Ce que j’avance ici n’est point hors de propos ;
Puisqu’il s’agit dans cette Fable
D’une femme qui dans les flots
Avait fini ses jours par un sort déplorable,
Son Époux en cherchait le corps,
Pour lui rendre en cette aventure
Les honneurs de la sépulture.
Il arriva que sur les bords
Du fleuve auteur de sa disgrâce
Des gens se promenaient, ignorant l’accident.

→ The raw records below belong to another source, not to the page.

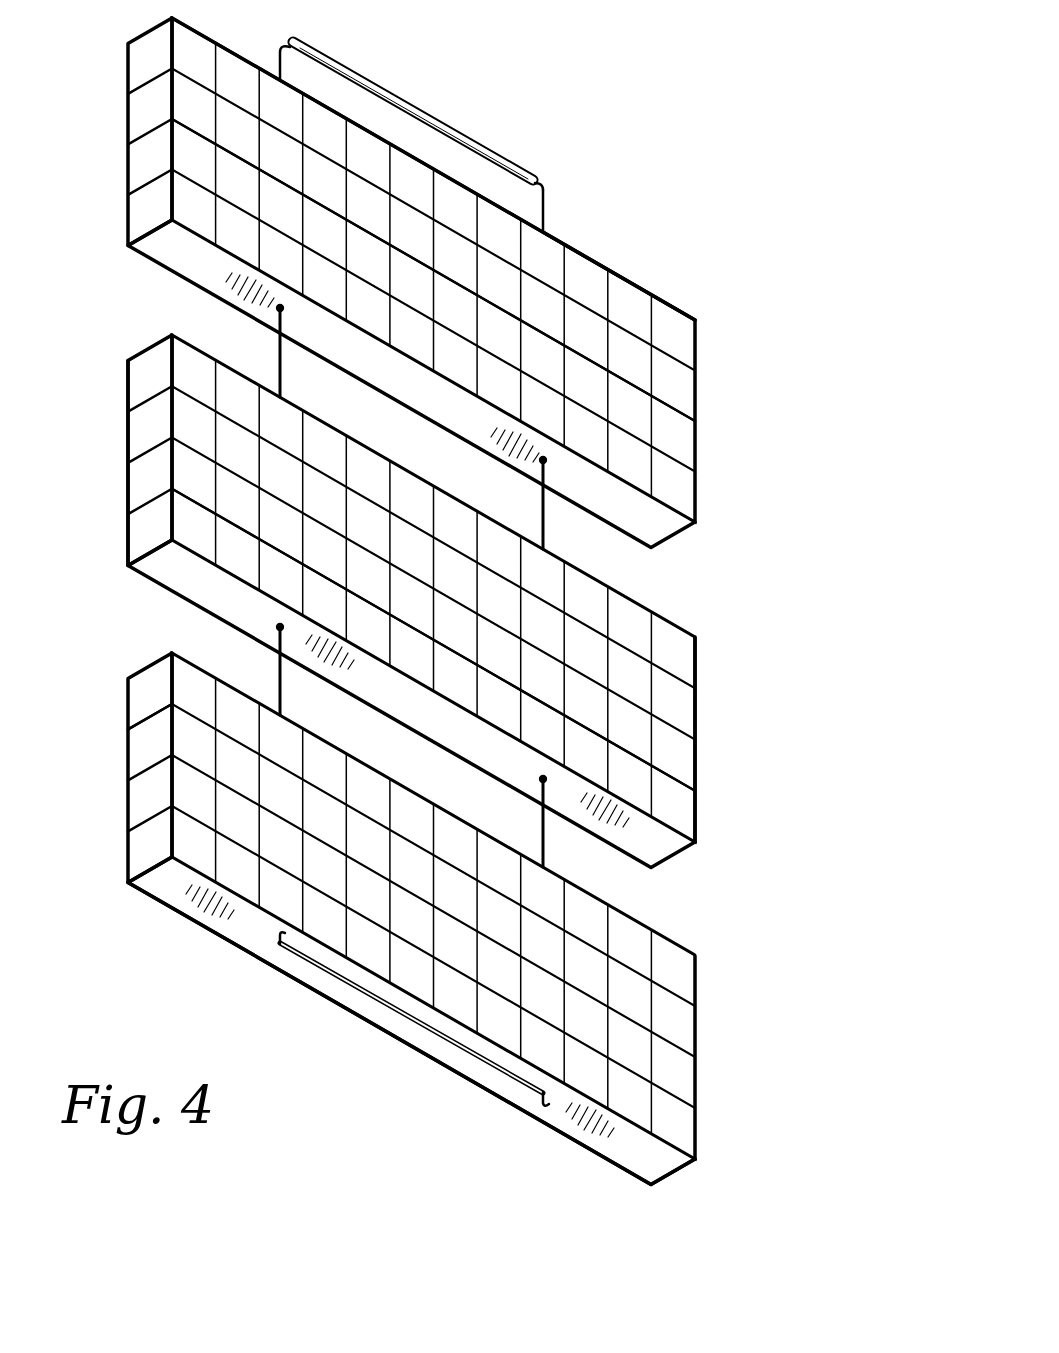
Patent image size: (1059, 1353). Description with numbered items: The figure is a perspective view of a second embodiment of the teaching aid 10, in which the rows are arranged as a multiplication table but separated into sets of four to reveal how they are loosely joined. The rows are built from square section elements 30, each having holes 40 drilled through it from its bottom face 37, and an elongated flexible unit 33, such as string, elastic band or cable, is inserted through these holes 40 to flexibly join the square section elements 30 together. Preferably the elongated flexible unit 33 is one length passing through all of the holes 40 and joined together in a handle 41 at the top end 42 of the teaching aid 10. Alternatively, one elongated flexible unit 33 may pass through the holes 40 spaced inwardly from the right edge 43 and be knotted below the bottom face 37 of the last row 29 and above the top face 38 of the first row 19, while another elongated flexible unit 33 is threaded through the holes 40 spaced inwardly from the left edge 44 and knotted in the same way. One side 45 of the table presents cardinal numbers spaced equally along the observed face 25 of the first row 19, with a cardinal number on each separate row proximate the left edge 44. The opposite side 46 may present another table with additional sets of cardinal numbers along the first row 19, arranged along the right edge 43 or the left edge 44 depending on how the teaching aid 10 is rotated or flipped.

The teaching aid 10 is at (711, 111).
The first row 19 is at (133, 58).
The observed face 25 is at (663, 372).
The last row 29 is at (152, 853).
The square section elements 30 is at (145, 688).
The elongated flexible unit 33 is at (564, 526).
The bottom face 37 is at (640, 1155).
The top face 38 is at (650, 293).
The holes 40 is at (280, 947).
The handle 41 is at (420, 110).
The top end 42 is at (579, 160).
The right edge 43 is at (742, 716).
The left edge 44 is at (77, 454).
The one side 45 is at (677, 768).
The opposite side 46 is at (145, 745).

Ce mari donc leur demandant
S’ils n’avaient de sa femme aperçu nulle trace ;
Nulle, reprit l’un d’eux ; mais cherchez-la plus bas ;
Suivez le fil de la rivière.
Un autre repartit : Non, ne le suivez pas ;
Rebroussez plutôt en arrière.
Quelle que soit la pente et l’inclination
Dont l’eau par sa course l’emporte,
L’esprit de contradiction
L’aura fait flotter d’autre sorte.
Cet homme se raillait assez hors de saison.
Quant à l’humeur contredisante,
Je ne sais s’il avait raison.
Mais que cette humeur soit, ou non,
Le défaut du sexe et sa pente,
Quiconque avec elle naîtra,
Sans faute avec elle mourra,
Et jusqu’au bout contredira,
Et, s’il peut, encor par-delà.

Source : Édition Barbin et Thierry (1668-1694) – Livre III. Texte modernisé.